Daria Khoroshavina est Moscovite. Il y a six ans, elle était professeure d’anglais. Il y a cinq ans, elle décida de quitter son emploi et de consacrer sa vie à ce qui comptait vraiment. Depuis trois ans : elle est photographe de mode et portraitiste.
Parce que la photographie est, véritablement, ce qui compte pour elle, Daria Khoroshavina alimente un blog de vacances, où elle collecte les photos qu’elle prend quand elle ne travaille pas : http://butteryplanet.tumblr.com/
Vous n’y verrez aucun panorama maritime ou selfies aux sports d’hivers. Le blog propose des scènes de cuisine essentiellement ordinaires, mais formellement perturbées par le langage atypique de leur auteur.
En fait, Buttery Planet est un projet d’artiste si simple qu’il fallait du génie pour le concevoir.
Il ne se compose pas de photographies stricto sensu, mais de « cinemagraphs », néologisme composé des mots « cinema » et « photographs ». Autrement dit : de photos animées.
Dans cette entreprise, tout se joue à un détail près. De prime abord, il s’agit de natures mortes classiques, jusqu’à ce que : un nuage de lait perce discrètement la surface d’une tasse. Une goutte d’eau s’échappe d’une passoire. Une herbe tremble brièvement au bord d’un cadre.
Ces mouvements infimes se répètent à l’infini, recréant la constance narrative dont les œuvres s’étaient émancipées grâce au mouvement initial. C’est un travail en ellipse : on ne quitte la photographie que pour mieux retrouver sa vraie nature: la rémanence d’une perception.
Buttery Planet est peut-être un blog de vacances, mais son contenu est l’incarnation du pop-art : capable d’exprimer la matière contemplative d’objets quotidiens en usant de techniques issues de la culture de masse (ici, le gif).
Le résultat est hypnotique, et on se surprend, progressivement, à ressentir des émotions très excessives au regard des sujets qui les inspirent.
Par la qualité méditative de ses cinemagraphs et leur hyper-sensibilité, Daria Khoroshavina, photographe autodidacte éduquée à son art sur internet, réussit une prouesse : celle de rendre une simple tasse de thé, une banale orange, profondément émouvantes.
Quatre questions à Daria Khoroshavina :
Par leur fonctionnement même, vos cinemagraphs interrogent le rapport au temps d’objets et de situations très domestiques. Peut-on parler d’une philosophie du quotidien ?
J’aime beaucoup quand quelqu’un me dit qu’il a passé du temps à observer mes cinemagraphs.

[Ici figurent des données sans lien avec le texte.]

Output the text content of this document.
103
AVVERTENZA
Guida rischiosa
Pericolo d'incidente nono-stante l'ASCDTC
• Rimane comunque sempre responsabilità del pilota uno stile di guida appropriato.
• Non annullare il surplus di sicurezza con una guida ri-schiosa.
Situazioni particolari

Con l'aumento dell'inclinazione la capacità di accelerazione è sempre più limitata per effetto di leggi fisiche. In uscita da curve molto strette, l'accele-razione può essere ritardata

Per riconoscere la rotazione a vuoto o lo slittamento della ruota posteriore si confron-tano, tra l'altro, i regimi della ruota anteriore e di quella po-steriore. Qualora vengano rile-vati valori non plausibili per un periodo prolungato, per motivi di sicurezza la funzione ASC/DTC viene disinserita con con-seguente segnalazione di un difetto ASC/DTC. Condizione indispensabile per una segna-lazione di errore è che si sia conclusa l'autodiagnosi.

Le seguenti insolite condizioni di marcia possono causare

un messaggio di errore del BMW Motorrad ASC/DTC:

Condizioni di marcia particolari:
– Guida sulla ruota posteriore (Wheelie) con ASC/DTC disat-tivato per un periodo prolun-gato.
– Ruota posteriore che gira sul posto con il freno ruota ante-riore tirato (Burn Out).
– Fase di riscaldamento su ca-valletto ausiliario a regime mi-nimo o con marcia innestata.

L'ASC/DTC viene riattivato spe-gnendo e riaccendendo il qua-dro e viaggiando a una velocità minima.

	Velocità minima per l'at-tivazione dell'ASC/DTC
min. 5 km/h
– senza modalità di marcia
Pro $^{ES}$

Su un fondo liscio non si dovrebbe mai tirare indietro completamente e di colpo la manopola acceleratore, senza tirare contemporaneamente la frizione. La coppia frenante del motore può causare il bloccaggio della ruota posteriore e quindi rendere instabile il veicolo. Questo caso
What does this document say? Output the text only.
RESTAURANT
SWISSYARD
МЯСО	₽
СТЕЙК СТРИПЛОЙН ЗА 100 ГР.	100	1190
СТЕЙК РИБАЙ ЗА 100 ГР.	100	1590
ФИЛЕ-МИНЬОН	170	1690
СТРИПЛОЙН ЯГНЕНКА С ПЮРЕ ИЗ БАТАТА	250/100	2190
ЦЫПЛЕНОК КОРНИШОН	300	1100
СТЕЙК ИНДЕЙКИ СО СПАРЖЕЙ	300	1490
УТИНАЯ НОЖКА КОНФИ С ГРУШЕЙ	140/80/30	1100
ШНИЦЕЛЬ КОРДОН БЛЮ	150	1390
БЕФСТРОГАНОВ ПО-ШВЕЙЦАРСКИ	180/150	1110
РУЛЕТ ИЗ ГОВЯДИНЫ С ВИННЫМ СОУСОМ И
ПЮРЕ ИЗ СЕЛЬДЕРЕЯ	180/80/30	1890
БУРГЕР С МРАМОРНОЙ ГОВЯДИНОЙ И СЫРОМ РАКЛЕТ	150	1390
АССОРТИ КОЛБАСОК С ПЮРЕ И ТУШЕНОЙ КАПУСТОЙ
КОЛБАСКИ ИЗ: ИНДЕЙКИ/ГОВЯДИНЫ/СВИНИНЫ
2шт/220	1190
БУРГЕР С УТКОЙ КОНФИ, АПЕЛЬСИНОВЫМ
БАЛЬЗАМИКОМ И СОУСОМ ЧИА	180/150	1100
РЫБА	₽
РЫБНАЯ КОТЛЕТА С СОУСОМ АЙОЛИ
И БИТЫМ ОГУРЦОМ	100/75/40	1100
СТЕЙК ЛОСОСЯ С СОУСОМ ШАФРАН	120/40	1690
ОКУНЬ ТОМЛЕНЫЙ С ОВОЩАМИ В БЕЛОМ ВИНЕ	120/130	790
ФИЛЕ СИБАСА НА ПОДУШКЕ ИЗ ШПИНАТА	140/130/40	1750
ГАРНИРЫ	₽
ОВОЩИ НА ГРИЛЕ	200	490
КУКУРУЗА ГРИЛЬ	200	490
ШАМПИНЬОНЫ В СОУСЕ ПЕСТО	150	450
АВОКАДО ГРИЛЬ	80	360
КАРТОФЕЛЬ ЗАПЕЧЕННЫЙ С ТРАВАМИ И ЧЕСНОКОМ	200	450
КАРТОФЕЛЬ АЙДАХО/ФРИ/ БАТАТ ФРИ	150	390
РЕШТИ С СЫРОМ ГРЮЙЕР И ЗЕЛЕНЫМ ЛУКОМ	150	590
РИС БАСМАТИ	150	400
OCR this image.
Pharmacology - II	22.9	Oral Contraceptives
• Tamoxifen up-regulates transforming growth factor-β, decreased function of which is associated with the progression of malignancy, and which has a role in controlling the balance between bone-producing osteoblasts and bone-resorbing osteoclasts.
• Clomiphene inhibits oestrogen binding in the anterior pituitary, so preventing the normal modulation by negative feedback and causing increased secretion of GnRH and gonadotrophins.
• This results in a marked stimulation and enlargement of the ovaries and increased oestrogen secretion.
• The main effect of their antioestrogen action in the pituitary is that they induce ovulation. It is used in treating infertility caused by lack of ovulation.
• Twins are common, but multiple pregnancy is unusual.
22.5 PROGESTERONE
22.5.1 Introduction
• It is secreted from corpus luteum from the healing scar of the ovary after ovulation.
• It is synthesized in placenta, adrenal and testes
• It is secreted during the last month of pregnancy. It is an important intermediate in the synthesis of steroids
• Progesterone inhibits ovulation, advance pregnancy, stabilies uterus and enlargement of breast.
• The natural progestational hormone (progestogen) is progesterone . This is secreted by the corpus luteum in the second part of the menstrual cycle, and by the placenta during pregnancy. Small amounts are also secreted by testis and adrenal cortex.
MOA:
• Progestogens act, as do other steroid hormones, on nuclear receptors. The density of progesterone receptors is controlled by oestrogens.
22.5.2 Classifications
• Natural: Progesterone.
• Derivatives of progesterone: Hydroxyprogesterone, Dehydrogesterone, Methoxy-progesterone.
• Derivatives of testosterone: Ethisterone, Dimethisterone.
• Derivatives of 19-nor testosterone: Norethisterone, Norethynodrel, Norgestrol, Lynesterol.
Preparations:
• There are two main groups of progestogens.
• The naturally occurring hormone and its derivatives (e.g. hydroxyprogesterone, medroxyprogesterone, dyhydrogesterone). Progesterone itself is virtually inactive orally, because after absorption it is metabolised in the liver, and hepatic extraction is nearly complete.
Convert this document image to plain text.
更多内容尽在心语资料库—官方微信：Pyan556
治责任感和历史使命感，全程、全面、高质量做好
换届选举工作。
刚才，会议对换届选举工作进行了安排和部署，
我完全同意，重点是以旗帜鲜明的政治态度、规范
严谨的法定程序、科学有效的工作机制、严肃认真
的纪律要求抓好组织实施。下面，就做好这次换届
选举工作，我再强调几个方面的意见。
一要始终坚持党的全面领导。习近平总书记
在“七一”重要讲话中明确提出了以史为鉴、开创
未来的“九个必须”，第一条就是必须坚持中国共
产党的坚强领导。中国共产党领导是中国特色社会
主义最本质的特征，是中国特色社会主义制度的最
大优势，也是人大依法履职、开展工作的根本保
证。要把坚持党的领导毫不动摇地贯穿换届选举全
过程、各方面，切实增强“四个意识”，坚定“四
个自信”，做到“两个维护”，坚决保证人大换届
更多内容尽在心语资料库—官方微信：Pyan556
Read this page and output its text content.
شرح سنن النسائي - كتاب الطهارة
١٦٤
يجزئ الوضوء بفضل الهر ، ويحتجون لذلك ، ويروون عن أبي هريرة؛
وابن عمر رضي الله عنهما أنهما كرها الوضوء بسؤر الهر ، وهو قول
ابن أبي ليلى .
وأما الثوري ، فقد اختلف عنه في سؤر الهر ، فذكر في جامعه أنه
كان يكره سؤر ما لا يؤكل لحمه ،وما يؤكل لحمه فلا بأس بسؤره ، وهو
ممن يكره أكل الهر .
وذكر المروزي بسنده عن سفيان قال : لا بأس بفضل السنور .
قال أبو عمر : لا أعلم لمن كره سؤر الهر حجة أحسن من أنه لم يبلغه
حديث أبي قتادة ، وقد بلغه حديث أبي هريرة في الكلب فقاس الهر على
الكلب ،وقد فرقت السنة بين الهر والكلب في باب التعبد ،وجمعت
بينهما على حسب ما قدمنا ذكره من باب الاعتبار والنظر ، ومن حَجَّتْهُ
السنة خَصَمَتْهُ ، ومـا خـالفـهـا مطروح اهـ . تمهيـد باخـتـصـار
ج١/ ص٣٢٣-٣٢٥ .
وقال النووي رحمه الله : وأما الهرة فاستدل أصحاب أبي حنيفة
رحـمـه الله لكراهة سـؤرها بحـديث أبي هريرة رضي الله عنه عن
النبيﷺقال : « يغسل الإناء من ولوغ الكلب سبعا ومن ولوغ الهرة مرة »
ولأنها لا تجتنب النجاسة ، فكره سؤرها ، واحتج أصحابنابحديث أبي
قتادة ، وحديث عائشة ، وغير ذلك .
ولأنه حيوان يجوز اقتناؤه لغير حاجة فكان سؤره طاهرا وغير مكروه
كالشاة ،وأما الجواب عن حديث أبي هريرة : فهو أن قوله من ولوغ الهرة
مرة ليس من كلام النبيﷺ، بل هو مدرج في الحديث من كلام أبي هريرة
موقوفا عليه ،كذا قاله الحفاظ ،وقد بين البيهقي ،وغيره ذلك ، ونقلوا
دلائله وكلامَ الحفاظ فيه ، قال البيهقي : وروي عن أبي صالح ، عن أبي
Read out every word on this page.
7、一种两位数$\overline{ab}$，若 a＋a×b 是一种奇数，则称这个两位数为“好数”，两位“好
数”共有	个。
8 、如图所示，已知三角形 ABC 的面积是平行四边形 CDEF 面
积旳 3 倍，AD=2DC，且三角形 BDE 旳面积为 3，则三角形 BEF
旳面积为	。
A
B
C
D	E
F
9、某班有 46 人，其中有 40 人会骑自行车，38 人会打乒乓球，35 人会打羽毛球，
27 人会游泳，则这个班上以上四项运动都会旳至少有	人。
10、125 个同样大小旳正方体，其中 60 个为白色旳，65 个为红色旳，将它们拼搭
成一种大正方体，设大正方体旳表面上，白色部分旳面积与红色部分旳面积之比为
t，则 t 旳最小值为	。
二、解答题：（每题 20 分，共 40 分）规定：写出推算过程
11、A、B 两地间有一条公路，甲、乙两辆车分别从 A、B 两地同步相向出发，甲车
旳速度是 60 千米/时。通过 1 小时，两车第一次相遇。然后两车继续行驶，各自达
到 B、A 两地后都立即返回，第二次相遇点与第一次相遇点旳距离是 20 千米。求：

Cela signifie que nous avons bien fait les choses (Daria Khoroshavina collabore avec Olga Kolesnikova, à la préparation des compositions). Ce que je veux faire, c’est capturer un moment, et faire durer éternellement quelques secondes de beauté. Bien sûr, c’est presque la même chose en photographie pure, mais les éléments mouvants rendent les cinemagraphs plus attirants, divertissants et mémorables, je crois.
Vos cinemagraphs associent la photographie culinaire classique à l’hypersensibilité et la profondeur de l’art contemporain. Pour vous, existe t-il encore une opposition entre ces deux pôles, ou la notion de « high art » est-elle révolue ?
Je ne me revendique pas photographe culinaire. Nous utilisons la nourriture dans nos compositions comme éléments d’appel, mais ce n’est pas seulement de la nourriture que je dépeins. Nous essayons de créer des scènes qui racontent des histoires -que ce soit un dimanche matin d’hiver avec un chocolat chaud, ou une réception estivale autour d’une sangria, ou simplement la préparation d’un repas du midi en famille : c’est l’atmosphère qui compte. Je ne vois pas d’opposition : c’est bien de mélanger les deux.
Y a t-il une chose que les gens devraient savoir sur votre travail et que vous aimeriez leur dire ?
Nous avons créé ce site il y a trois mois, nous avons montré ce dont nous sommes capables, développé un style et un concept. Maintenant, nous recherchons des gens passionnés avec lesquels collaborer : des critiques culinaires, des scénographes, des blogueurs, des cuisiniers enthousiastes. Nous voulons raconter plus d’histoires, sortir de notre studio et apporter de la magie dans d’autres cuisines.
Pourriez-vous nous donner l’un de vos sites web favoris ?
Je pense à un site génial, https://rijksmuseum.nl. Vous y trouverez des clichés de peintures anciennes de grande qualité. J’y fait souvent des recherches de natures mortes, pour apprendre leurs couleurs, leurs éclairages et leurs compositions : c’est tellement inspirant.